James Gillies: Social media is extremely important to us and it’s something that we’ve been involved with since we first switched on the Large Hadron Collider in 2008. We launched our Twitter account back then. We also encourage people to be active on social media but to use common sense. There’s a very visible official CERN account out there so if you want to know what CERN is officially thinking then that’s where you go. In terms of secrecy, we’re a publically funded organisation, it says in our convention that we must publish and make as wildly available as possible the results of everything we do. With the exception of things that may have commercial sensitivity, we’re very open.
Philippe Borremans: Both of you work in international organisations that use different languages – is that a challenge for your communications?
Chris Sciacca: Not particularly. IBM operates in over 170 countries around the world and in most countries we have local communications people, so everything that we develop is in English but the local teams adapt that to their markets. We’re lucky here at the Zurich lab to have scientists from over 45 different countries around the world so in many cases we can even do interviews in various languages to get those messages across locally.
James Gillies: We’re very similar. We don’t have communication offices in all our countries but there are people in all of our member states, either in funding agencies or university press offices, national labs that cover particle physics that we talk to all the time. So in that sense the language issue takes care of itself. Like IBM, we publish everything in English but also in French because our host region is Francophone.
Philippe Borremans: I know that IBM face a couple of challenges in promoting women in research. Is that on your agenda as a communications officer?

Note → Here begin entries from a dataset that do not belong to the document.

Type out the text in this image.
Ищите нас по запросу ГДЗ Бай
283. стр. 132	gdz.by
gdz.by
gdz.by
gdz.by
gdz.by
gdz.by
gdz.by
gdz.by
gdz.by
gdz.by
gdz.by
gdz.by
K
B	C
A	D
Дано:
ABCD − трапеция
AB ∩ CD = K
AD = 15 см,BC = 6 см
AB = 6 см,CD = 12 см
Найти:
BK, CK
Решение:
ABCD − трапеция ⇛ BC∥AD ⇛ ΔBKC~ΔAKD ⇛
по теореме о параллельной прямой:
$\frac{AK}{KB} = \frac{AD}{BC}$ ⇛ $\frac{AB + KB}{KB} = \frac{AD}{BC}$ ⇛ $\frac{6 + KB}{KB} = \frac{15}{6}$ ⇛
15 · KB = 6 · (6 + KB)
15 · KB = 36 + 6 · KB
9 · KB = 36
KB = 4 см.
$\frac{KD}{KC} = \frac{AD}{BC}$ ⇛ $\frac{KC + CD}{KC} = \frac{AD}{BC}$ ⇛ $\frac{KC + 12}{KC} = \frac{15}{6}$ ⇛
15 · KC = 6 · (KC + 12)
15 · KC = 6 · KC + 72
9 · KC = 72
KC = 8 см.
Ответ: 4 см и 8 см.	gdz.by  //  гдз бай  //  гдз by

Chris Sciacca: Absolutely. Not just IBM in general, but the ICT community at large, needs to improve the number of women that enter the field of science and technology, and we start at the very earliest level in the primary schools up to university. We host kids here at the lab every year, we give them tours, set up experiments and many of our female scientists are mentors. We also leverage our most successful female scientists in the press, in our videos, in social media. Dr Heike Riel is one of our IBM Fellows, which is the highest honour that we have, and she recently participated in a 26 x 26 social media campaign to attract women to science. We’ve also created videos with her because she has a particularly interesting story. Heike initially studied to be a carpenter. She became fascinated by physics very late in her career and she completely pivoted from wood working to nanotechnology. That’s a very compelling story, particularly for women who were maybe led down the wrong path and now are interested in changing careers.
James Gillies: There are a number of points here. First of all gender neutrality is very important to us and so is showing the whole diversity of the research community here. That’s something we try to do in all of our communications. We endeavour to be gender-neutral in language in everything that we publish. Also, this is the last year of our current director general Rolf-Dieter Heuer and his successor is a woman, Fabiola Gianotti, who’ll be the first female director general of CERN. I think that’s a huge opportunity to spread the message that science is for everybody.
Philippe Borremans: To sum up, is storytelling the most important part or is there anything else that we didn’t really cover in how to make it easier to communicate science?
James Gillies: I certainly think storytelling and relevance are very important parts of it and the absolute importance of science being on the agenda of all kinds of stakeholders, from the general public to the people who’re deciding how we deal with all the major issues confronting society today. Because all of them – whether it’s energy or climate or water or whatever – they all need science. The stakes I think are extremely high. Organisations like CERN, big, high profile scientific organisations have an almost moral obligation to get science on the agenda.